There is no “prototypical” barbarian people. Neither the Huns nor the Goths nor any other is “representative.” No special group of peoples, not even those whom we lump together as “Germanic,” was singled out by divine providence as its special favorite in the course of events. The northern sector of the Roman frontier contained quite a few peoples that cannot be labeled “Germanic” and nevertheless attracted contemporary attention. The Romano-Britons, stripped of their Roman defenders, considered the Irish and Picts to be their major enemies and eventually imported Saxons from the Continent as military auxiliaries against them. The Picts were still a military menace on the eve of the age of Bede.⁴⁴ Elsewhere, ten Roman emperors fought so hard and often against the Sarmatians that they called themselves “Sarmaticus” in honor of their victories; the Sarmatians were a nomadic people classified by us as “Iranian.”⁴⁵ Aurelian, the Tetrarchs, and Constantine battled the Carpi so strenuously that they called themselves “Carpicus” in honor of their victories; the Carpi were Dacians outside Dacia.⁴⁶ The Moors of North Africa had been a menace to the Roman province and were an even greater one to the Vandals.
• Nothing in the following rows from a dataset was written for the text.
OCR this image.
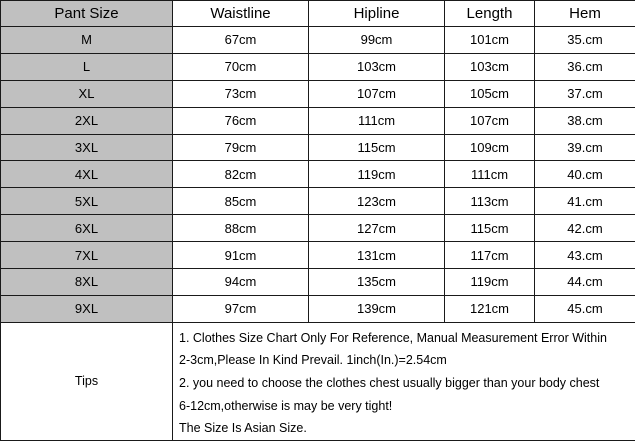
Pant Size	Waistline	Hipline	Length	Hem
M	67cm	99cm	101cm	35.cm
L	70cm	103cm	103cm	36.cm
XL	73cm	107cm	105cm	37.cm
2XL	76cm	111cm	107cm	38.cm
3XL	79cm	115cm	109cm	39.cm
4XL	82cm	119cm	111cm	40.cm
5XL	85cm	123cm	113cm	41.cm
6XL	88cm	127cm	115cm	42.cm
7XL	91cm	131cm	117cm	43.cm
8XL	94cm	135cm	119cm	44.cm
9XL	97cm	139cm	121cm	45.cm
Tips	1. Clothes Size Chart Only For Reference, Manual Measurement Error Within
2-3cm,Please In Kind Prevail. 1inch(In.)=2.54cm
2. you need to choose the clothes chest usually bigger than your body chest
6-12cm,otherwise is may be very tight!
The Size Is Asian Size.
The modern German masters of Migration Age history have convinced themselves and us that whatever relations involved non-Germans were side shows, incidental to the main act.⁴⁷ Yet the ostensible “main acts” involving Goths, Vandals, and Lombards may be subsidiary to aggressive impulses proceeding from nomadic Alans, Huns, and Avars.⁴⁸ The scanty information available to us does not permit certainties.
Books about barbarians in late antiquity often examine individual peoples one by one. Tacitus included something of this sort in part two of the Germania; so did Beatus Rhenanus, more elaborately, in his 1531 treatise on the Germans. Karl Zeuss rejuvenated the exercise in a famous work called Die Deutschen und die Nachbarstämme (The Germans and the Neighboring Peoples).